Comment vivez-vous le fait que la France ne reconnaisse pas toujours les enfants issus de la GPA, qu’est-ce que cela vous inspire ? Comment souhaitez-vous que la loi évolue ?

Je n’ai plus de filiation avec mes parents depuis 2011. Voir mes parents lutter et lutter tout en grandissant pour obtenir cette filiation a vraiment quelque chose de révoltant. Les voir s’épuiser, se prendre sur la tête, passer des heures et des heures pour la prochaine décision pour qu’au final on n’obtienne jamais rien, ça m’énerve.

Tout ce temps on pourrait le passer ensemble, comme une famille, mais non. On leur demande de se justifier en agitant des arguments qui n’ont même pas lieu d’être. Mais ils n’ont pas à se justifier de quoi que ce soit. Je voudrais qu’on arrête de tourner en rond et qu’on nous donne cette filiation une bonne fois pour toutes sans que mes parents aient à justifier quoi que ce soit. En tant qu’enfant née par GPA j’aimerais que l’on sorte du vide juridique et qu’on soit enfin traités avec respect, ce que la France n’a jamais réussi depuis notre naissance.

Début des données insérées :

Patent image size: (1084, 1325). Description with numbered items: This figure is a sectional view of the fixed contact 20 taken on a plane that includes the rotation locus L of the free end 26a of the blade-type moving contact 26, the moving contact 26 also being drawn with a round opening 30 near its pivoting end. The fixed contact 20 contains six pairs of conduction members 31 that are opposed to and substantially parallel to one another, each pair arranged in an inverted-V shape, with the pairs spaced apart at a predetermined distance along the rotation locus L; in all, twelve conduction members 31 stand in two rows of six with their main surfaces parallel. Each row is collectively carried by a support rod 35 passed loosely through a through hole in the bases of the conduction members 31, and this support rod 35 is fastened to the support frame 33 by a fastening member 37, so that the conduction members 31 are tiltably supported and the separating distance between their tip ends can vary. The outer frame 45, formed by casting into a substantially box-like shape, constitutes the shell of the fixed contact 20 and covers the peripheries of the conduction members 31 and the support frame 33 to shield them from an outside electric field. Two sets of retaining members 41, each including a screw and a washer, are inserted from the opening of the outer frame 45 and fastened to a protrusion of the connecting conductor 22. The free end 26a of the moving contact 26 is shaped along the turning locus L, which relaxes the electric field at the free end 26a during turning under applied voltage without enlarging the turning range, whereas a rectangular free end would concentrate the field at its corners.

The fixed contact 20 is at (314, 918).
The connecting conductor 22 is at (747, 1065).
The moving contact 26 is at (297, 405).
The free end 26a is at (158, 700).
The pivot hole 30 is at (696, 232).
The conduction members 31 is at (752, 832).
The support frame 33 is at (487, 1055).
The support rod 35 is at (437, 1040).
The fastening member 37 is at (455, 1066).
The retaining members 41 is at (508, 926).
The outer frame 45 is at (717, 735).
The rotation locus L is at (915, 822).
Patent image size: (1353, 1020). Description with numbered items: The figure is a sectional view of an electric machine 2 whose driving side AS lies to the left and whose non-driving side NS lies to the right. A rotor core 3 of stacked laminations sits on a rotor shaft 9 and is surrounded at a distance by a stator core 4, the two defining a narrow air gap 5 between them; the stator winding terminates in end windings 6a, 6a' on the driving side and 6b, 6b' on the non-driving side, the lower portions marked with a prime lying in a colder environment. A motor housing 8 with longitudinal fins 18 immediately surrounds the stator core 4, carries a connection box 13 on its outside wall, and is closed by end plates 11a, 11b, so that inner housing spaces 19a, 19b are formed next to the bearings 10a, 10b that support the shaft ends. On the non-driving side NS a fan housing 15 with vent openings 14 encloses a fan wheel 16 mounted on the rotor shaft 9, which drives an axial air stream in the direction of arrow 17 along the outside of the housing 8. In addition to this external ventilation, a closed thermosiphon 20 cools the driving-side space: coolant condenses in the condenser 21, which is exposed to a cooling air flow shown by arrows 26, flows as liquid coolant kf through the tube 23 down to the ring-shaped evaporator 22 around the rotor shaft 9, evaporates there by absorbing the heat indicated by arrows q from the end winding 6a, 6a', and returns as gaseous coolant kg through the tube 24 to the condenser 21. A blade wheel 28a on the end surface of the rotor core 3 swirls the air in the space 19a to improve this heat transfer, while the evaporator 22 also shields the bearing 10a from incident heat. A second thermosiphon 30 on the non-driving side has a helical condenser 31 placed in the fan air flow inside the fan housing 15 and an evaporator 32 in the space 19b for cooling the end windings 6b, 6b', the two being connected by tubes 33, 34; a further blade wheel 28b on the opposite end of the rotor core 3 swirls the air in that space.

Que préconisez-vous de faire pour tout un chacun de façon à être réellement informé sur ce sujet polémique ?

Il y a trop de personnes qui se sont donné le droit de parler en notre nom alors qu’elles n’ont aucune idée de ce qu’est la GPA. Aujourd’hui, il faut se concentrer sur les témoignages des personnes concernées en premier lieu : les enfants, les parents, les futurs parents, les gestatrices… Nous sommes de plus en plus nombreux à prendre la parole et nous méritons de gagner plus d’attention pour raconter nos histoires.

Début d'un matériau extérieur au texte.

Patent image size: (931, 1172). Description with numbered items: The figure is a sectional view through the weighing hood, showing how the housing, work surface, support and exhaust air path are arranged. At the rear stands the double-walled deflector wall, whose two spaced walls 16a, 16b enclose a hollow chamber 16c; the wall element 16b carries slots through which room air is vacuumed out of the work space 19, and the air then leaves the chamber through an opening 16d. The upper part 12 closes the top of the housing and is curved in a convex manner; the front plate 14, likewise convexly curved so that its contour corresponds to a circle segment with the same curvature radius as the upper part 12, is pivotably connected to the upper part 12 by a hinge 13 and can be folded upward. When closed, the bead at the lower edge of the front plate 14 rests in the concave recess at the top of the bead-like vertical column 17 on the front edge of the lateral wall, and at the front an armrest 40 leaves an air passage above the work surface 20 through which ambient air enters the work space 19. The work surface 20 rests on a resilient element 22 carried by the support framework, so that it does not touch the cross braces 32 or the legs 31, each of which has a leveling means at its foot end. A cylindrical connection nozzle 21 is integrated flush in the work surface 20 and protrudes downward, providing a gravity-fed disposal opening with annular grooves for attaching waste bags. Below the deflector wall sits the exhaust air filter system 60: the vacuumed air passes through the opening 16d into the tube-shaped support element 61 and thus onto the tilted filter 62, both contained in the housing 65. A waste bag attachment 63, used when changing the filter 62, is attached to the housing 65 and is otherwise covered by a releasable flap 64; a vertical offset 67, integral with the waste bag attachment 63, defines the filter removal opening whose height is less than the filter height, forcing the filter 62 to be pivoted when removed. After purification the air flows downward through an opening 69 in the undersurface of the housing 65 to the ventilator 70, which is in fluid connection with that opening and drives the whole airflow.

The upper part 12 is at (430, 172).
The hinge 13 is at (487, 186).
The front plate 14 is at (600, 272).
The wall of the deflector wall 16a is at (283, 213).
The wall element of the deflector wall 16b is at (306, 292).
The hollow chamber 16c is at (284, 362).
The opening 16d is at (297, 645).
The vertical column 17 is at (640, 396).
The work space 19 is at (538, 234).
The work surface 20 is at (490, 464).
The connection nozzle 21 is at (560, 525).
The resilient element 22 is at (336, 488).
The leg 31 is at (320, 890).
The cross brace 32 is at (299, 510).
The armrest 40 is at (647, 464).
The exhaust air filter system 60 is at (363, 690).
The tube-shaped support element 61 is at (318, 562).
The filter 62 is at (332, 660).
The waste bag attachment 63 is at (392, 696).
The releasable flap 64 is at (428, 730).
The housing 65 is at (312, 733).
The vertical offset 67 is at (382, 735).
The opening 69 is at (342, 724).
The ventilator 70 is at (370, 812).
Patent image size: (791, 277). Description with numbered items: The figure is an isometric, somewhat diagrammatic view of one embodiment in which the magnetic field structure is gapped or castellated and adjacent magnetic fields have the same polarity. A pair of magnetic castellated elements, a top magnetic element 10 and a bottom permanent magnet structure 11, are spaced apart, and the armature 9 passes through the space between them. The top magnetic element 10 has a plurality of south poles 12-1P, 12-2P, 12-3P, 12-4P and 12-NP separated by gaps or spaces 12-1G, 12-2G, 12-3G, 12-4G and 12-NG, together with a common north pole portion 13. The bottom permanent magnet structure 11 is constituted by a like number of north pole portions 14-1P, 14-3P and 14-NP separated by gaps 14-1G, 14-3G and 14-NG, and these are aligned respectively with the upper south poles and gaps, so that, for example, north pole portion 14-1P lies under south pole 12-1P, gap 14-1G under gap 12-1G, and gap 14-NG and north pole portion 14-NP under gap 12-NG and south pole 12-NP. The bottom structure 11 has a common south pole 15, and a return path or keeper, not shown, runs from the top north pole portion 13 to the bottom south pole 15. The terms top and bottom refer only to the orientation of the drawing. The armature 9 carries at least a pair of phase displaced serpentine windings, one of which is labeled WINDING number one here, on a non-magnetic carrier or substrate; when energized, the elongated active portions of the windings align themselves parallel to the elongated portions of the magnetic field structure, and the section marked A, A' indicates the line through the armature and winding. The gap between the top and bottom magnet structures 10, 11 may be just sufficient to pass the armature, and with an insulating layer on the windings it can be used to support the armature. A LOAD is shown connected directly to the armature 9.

Je sais qu’en témoignant, cela permet de mettre un visage sur ce qu’est la GPA et ne pas rester dans les chiffres, les statistiques abstraites et les fantasmes éloignés de la réalité qu’on a trop tendance à ressortir. Il faut montrer que nous sommes plus que de vagues personnes, nous existons réellement et nous ne menaçons rien du tout quand nous réclamons d’être reconnus.

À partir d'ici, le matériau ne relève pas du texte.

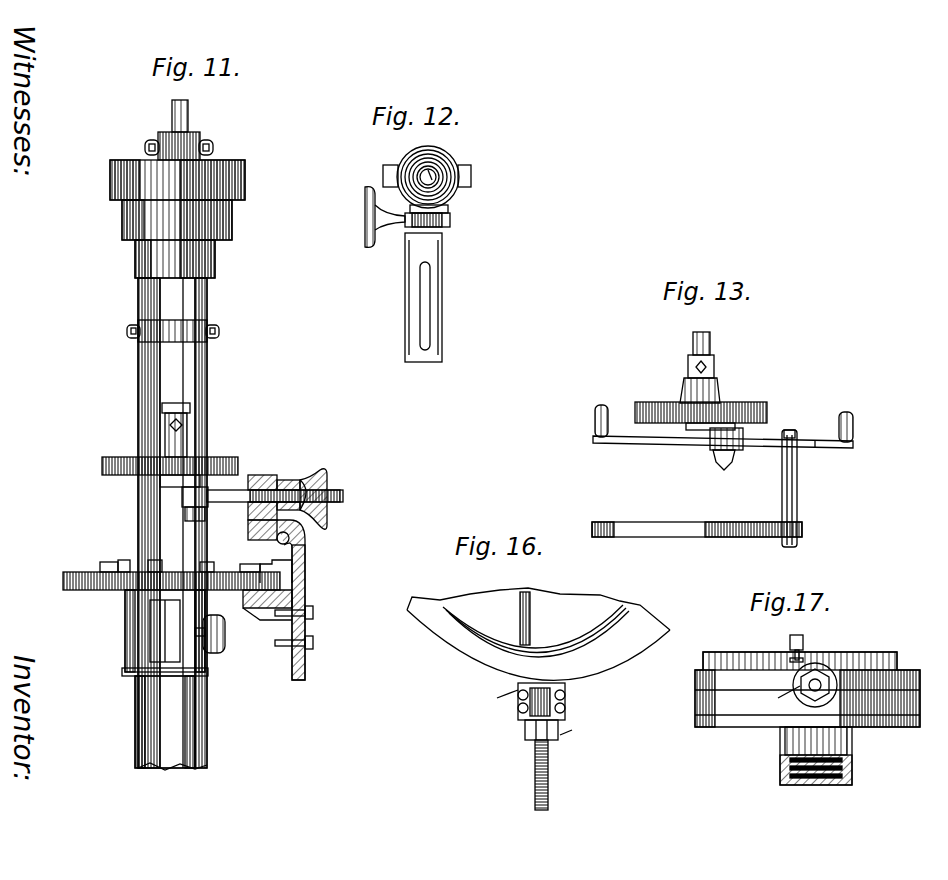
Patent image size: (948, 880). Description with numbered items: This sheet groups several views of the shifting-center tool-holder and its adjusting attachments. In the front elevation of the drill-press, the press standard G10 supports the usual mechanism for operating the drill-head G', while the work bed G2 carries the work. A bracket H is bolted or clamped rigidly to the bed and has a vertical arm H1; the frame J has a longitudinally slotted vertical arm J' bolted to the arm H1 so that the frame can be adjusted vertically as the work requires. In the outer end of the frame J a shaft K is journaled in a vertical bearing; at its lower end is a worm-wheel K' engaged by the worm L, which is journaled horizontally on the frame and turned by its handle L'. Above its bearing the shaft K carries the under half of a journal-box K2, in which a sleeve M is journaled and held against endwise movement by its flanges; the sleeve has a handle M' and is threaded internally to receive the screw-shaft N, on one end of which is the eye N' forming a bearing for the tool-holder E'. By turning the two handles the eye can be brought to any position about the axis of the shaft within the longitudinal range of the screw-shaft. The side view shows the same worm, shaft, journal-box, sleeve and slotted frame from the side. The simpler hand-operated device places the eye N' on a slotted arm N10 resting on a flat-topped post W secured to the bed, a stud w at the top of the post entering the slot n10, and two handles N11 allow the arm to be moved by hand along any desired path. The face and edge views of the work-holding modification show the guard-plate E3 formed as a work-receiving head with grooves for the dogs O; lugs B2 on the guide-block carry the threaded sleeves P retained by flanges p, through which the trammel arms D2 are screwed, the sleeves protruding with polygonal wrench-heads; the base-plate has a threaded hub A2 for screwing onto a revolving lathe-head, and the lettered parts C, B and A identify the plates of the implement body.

In FIG. 11, the press standard G10 is at (197, 387).
In FIG. 11, the drill-head G' is at (214, 430).
In FIG. 11, the work bed G2 is at (78, 572).
In FIG. 11, the eye N' is at (153, 502).
In FIG. 13, the eye N' is at (711, 460).
In FIG. 11, the tool-holder E' is at (178, 521).
In FIG. 11, the screw-shaft N is at (296, 503).
In FIG. 12, the screw-shaft N is at (449, 175).
In FIG. 11, the journal-box K2 is at (262, 475).
In FIG. 12, the journal-box K2 is at (462, 179).
In FIG. 11, the sleeve M is at (309, 473).
In FIG. 11, the handle M' is at (344, 497).
In FIG. 12, the handle M' is at (453, 210).
In FIG. 11, the shaft K is at (250, 528).
In FIG. 11, the worm-wheel K' is at (255, 548).
In FIG. 11, the frame J is at (317, 604).
In FIG. 12, the frame J is at (444, 297).
In FIG. 11, the worm L is at (324, 600).
In FIG. 12, the worm L is at (439, 232).
In FIG. 12, the handle L' is at (381, 235).
In FIG. 11, the bracket H is at (288, 570).
In FIG. 11, the vertical arm J' is at (314, 627).
In FIG. 11, the vertical arm H1 is at (282, 640).
In FIG. 13, the arm N10 is at (660, 443).
In FIG. 13, the slot n10 is at (815, 448).
In FIG. 13, the handles N11 is at (853, 428).
In FIG. 13, the post W is at (797, 482).
In FIG. 13, the stud w is at (790, 432).
In FIG. 16, the curved segment C is at (615, 653).
In FIG. 17, the curved segment C is at (722, 676).
In FIG. 16, the flange or guard-plate E3 is at (552, 618).
In FIG. 17, the flange or guard-plate E3 is at (874, 638).
In FIG. 16, the lugs B2 is at (565, 690).
In FIG. 17, the lugs B2 is at (808, 706).
In FIG. 16, the flanges p is at (531, 716).
In FIG. 17, the flanges p is at (781, 700).
In FIG. 16, the interiorly-threaded sleeve P is at (525, 720).
In FIG. 16, the arm D2 is at (548, 770).
In FIG. 17, the arm D2 is at (832, 690).
In FIG. 17, the bar B is at (734, 703).
In FIG. 17, the dogs O is at (803, 641).
In FIG. 17, the interiorly-threaded hub A2 is at (852, 742).
In FIG. 17, the frame A is at (905, 727).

Une dernière question, si vous aviez l’occasion de rencontrer le président de la République, qu’est-ce que vous lui diriez ? 

Le président de la République a fait des promesses concernant la PMA et la GPA durant sa campagne que nous attendons toujours. J’aimerais lui rappeler que nous sommes des centaines d’enfants à toujours attendre notre filiation, certains à peine âgés de quelques mois.

J’aimerais qu’ils n’aient pas à vivre la même chose que moi, qu’ils n’aient pas à voir leurs parents passer des années pour obtenir ce qui nous revient de droit. Et bien au-delà de la reconnaissance de la filiation, devenir parents devrait être accessible à tous : cela signifie l’ouverture de la PMA à toutes les femmes et également la légalisation et l’encadrement de la GPA sur le sol français.